There's a circle with the equation:

\(\displaystyle x^2 + y^2-6x + 2y -15 = 0\)

Another Circle has the Center (11,14) and radius 8. A Point Q lies on Circle 1 and a Point R lies on Circle 2. Find the shortest possible distance.

My solution was to find the distance between the 2 circles and from there I determined that they intersected.
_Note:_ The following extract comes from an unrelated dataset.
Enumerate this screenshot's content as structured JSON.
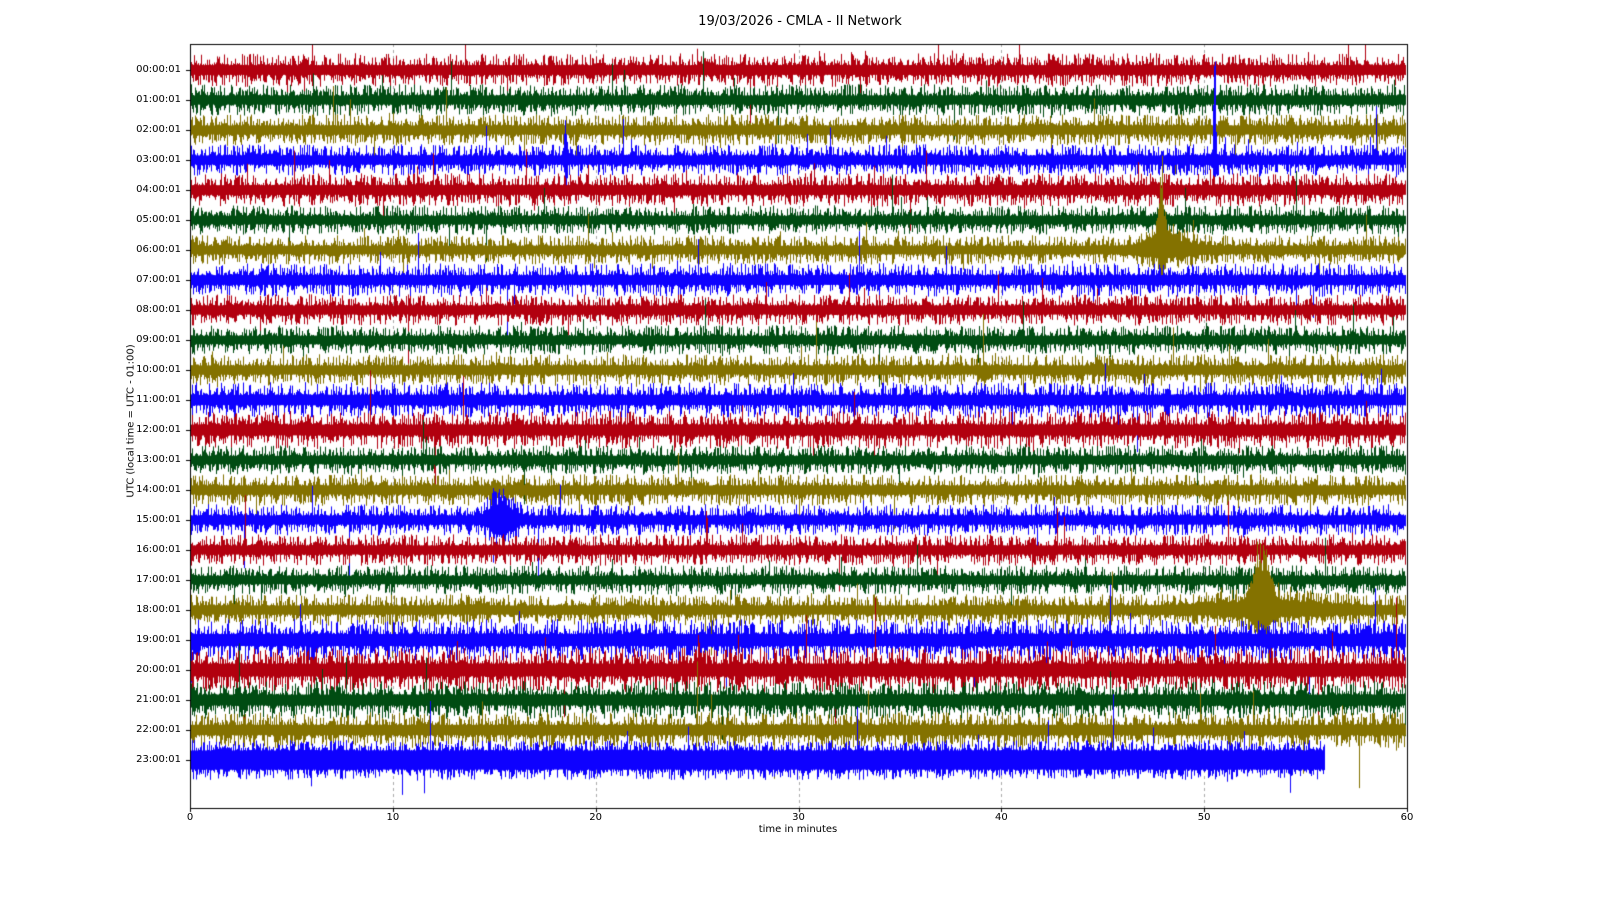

So from there I came to the conclusion that the shorest distance was 0 and this siuation occurs when Q=R.

I assume you need to find the shortest possible distance between the Q and R? And I don't have any idea what methods you used to find the distance between the 2 circles, but these two don't intersect.

The equation for the first circle should be converted to a useful form by completing the square:

\(\displaystyle x^2-6x + y^2+2y = 15\)

\(\displaystyle (x-3)^2-9 + (y+1)^2-1 = 15\)

\(\displaystyle (x-3)^2+(y+1)^2=25\)

So this circle is centered at (3,-1) and has a radius of 5.

Draw a line segment from the center of one circle to the center of another. The length of this segment is:

\(\displaystyle d=\sqrt{(11-3)^2+(14+1)^2}\implies d=17\)

The shortest distance between the circles is this distance minus the two radii, which is 4 units. So the minimum distance between P and Q is 4.